Comment former les dirigeants pour répondre à leurs obligations dans le cadre de NIS2, DORA et de l'IA Act ?

La formation doit aller au-delà de la simple sensibilisation réglementaire : NIS2, DORA et l'IA Act exigent tous des dirigeants qu'ils fassent preuve de discernement dans l'évaluation des risques, et non qu'ils se contentent d'assister à une session. Le programme « Defensible Cyber Risk Governance for Executives » de C-Risk développe précisément cette compétence, en apprenant aux conseils d'administration à interroger les rapports de risque de leur RSSI pour prendre des décisions éclairées et défendables.

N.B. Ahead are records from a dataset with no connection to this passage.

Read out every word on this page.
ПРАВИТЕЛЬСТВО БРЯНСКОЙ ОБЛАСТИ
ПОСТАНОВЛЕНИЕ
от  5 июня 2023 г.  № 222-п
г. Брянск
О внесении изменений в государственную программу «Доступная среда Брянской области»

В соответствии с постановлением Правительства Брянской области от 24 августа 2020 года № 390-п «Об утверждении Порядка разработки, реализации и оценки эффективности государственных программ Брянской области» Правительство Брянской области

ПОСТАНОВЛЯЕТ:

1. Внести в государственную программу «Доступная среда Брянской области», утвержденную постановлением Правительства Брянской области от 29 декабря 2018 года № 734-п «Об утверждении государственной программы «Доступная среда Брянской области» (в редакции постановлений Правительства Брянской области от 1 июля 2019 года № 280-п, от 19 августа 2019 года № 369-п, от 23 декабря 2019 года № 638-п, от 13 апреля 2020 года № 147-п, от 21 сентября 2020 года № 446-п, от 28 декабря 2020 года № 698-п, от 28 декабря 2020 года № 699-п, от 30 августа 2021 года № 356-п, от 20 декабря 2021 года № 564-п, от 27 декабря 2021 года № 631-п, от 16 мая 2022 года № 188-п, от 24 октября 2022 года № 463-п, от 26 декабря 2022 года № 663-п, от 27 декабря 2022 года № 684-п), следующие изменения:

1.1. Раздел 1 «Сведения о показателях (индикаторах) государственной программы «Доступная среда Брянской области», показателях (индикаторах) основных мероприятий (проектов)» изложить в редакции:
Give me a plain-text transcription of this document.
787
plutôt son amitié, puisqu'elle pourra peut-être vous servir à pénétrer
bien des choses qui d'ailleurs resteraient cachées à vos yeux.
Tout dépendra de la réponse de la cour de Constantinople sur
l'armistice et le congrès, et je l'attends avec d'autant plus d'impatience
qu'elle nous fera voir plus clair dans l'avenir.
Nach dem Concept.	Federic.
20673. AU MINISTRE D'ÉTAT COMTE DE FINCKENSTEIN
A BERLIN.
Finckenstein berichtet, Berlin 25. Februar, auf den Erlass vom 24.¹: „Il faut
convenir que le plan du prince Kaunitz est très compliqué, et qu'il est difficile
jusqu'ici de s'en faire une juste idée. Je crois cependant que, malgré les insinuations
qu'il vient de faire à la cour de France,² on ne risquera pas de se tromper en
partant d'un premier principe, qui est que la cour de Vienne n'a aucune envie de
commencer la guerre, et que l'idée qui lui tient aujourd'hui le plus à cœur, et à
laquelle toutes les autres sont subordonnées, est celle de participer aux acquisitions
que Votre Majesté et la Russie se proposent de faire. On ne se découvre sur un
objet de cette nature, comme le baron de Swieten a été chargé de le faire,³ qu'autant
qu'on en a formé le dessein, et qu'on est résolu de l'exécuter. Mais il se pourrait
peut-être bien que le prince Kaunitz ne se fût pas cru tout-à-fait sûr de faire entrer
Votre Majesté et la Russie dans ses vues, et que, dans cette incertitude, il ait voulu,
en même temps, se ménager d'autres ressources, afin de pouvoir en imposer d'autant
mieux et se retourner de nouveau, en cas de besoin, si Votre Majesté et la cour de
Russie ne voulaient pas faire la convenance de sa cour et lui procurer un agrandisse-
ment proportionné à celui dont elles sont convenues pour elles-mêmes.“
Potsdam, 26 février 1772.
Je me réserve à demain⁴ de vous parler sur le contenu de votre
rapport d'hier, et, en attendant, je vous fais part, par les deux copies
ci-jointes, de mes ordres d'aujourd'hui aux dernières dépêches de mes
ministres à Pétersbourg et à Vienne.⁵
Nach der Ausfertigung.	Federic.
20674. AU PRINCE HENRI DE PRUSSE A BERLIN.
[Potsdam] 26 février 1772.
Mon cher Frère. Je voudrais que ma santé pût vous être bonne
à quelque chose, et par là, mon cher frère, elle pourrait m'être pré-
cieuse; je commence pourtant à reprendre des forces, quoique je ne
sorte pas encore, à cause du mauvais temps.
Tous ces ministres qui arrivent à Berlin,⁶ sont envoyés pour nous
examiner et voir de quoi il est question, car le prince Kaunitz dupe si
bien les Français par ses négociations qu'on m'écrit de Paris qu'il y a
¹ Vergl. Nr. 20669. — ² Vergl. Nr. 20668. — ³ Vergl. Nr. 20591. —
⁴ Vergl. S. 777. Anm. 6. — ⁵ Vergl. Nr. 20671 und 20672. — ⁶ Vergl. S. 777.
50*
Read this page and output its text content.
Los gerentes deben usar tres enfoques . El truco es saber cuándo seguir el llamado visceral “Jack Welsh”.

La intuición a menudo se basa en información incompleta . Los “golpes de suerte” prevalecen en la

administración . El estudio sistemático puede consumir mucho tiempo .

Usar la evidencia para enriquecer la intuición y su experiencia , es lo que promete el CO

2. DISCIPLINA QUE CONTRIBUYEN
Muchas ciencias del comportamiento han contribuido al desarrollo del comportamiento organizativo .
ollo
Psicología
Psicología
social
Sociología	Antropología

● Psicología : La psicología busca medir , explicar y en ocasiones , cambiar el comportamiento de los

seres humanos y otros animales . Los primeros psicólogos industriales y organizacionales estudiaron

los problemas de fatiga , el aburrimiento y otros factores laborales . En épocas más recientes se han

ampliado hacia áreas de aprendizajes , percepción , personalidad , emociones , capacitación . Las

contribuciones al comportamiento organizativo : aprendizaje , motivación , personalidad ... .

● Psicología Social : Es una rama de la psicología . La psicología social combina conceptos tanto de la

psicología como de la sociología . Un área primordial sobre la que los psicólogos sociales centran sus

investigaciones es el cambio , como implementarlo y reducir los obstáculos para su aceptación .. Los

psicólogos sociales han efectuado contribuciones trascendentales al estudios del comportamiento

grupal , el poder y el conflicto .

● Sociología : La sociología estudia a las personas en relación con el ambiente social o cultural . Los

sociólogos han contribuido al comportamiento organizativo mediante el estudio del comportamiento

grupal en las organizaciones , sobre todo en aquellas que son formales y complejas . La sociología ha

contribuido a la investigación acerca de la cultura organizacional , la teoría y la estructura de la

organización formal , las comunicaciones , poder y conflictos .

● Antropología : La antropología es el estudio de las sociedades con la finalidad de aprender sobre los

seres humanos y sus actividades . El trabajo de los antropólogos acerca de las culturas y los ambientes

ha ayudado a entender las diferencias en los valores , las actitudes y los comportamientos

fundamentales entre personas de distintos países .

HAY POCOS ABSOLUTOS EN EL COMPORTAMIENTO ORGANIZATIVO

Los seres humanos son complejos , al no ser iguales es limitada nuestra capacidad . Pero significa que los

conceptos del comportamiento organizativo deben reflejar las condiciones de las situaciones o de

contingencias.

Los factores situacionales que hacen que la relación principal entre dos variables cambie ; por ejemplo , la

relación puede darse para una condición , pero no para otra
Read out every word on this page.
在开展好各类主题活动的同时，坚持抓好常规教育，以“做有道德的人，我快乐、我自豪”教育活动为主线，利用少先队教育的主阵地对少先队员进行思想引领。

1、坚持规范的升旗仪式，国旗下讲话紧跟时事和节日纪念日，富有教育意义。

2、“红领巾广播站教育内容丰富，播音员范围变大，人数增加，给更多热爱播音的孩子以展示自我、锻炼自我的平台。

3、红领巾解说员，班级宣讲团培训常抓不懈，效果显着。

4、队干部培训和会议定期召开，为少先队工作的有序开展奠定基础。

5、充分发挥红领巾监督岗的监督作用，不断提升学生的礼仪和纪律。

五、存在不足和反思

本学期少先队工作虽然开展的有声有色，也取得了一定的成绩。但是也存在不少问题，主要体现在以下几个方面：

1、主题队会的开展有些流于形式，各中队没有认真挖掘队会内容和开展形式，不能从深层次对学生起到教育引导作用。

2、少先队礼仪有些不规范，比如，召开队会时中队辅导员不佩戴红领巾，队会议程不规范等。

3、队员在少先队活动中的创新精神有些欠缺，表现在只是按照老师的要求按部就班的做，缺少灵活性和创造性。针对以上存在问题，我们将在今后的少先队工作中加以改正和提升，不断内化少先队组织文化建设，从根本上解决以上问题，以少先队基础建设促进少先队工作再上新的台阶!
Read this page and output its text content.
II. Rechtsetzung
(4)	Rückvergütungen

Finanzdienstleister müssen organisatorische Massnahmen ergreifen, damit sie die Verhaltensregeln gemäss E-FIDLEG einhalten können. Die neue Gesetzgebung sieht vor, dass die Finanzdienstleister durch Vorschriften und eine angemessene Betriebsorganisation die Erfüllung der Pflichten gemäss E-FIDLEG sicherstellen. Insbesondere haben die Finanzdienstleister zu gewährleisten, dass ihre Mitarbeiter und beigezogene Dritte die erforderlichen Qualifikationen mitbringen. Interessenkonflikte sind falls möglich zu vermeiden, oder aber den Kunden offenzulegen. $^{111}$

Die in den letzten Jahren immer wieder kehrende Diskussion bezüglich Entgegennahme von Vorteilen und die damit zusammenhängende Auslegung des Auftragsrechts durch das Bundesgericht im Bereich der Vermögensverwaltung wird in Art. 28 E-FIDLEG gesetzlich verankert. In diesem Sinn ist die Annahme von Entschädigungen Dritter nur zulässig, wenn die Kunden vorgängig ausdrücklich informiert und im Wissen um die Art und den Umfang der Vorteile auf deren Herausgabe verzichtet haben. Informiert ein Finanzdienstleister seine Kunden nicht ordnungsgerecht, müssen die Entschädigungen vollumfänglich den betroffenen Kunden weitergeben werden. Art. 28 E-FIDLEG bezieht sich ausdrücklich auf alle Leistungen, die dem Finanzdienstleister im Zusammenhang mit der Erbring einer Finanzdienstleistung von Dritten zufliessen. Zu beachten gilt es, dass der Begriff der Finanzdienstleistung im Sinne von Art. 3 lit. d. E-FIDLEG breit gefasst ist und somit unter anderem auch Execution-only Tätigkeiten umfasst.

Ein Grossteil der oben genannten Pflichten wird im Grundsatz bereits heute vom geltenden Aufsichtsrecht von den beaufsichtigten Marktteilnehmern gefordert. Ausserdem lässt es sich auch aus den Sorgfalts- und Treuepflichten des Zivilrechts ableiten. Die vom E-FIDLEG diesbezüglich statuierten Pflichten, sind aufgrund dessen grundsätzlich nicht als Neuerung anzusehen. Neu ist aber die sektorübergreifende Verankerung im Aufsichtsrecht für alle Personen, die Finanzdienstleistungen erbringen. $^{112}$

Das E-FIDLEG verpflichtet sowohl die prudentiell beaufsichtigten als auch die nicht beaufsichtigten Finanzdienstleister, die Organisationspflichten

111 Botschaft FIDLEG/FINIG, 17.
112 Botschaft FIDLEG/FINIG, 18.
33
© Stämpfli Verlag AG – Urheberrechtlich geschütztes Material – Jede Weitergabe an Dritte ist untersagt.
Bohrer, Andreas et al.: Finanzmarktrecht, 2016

Qui est responsable en cas de non-conformité d'une entreprise à la directive NIS2, au règlement DORA ou à l'IA Act ?

Les membres du conseil d'administration et les dirigeants, et pas seulement l'organisation. L'article 20 de la directive NIS2, l'article 5 du règlement DORA et l'article 4 de l'IA Act font de la méconnaissance des risques liés à la cybersécurité et à l'IA une source de responsabilité juridique directe. C-Risk aide les organes de direction à combler cette lacune et à démontrer une réelle supervision, au-delà d'une simple conformité théorique.

Pourquoi former les dirigeants d'entreprise à la gouvernance des risques ?

Une supervision non qualifiée est indéfendable : un conseil d'administration incapable d'interroger un indicateur de risque manque à ses obligations réglementaires, indépendamment des formations suivies. C-Risk dote les dirigeants de l'expertise quantitative nécessaire pour challenger les rapports, poser les questions pertinentes et prendre des décisions de gouvernance éclairées, transformant ainsi la conformité en une véritable gestion des risques.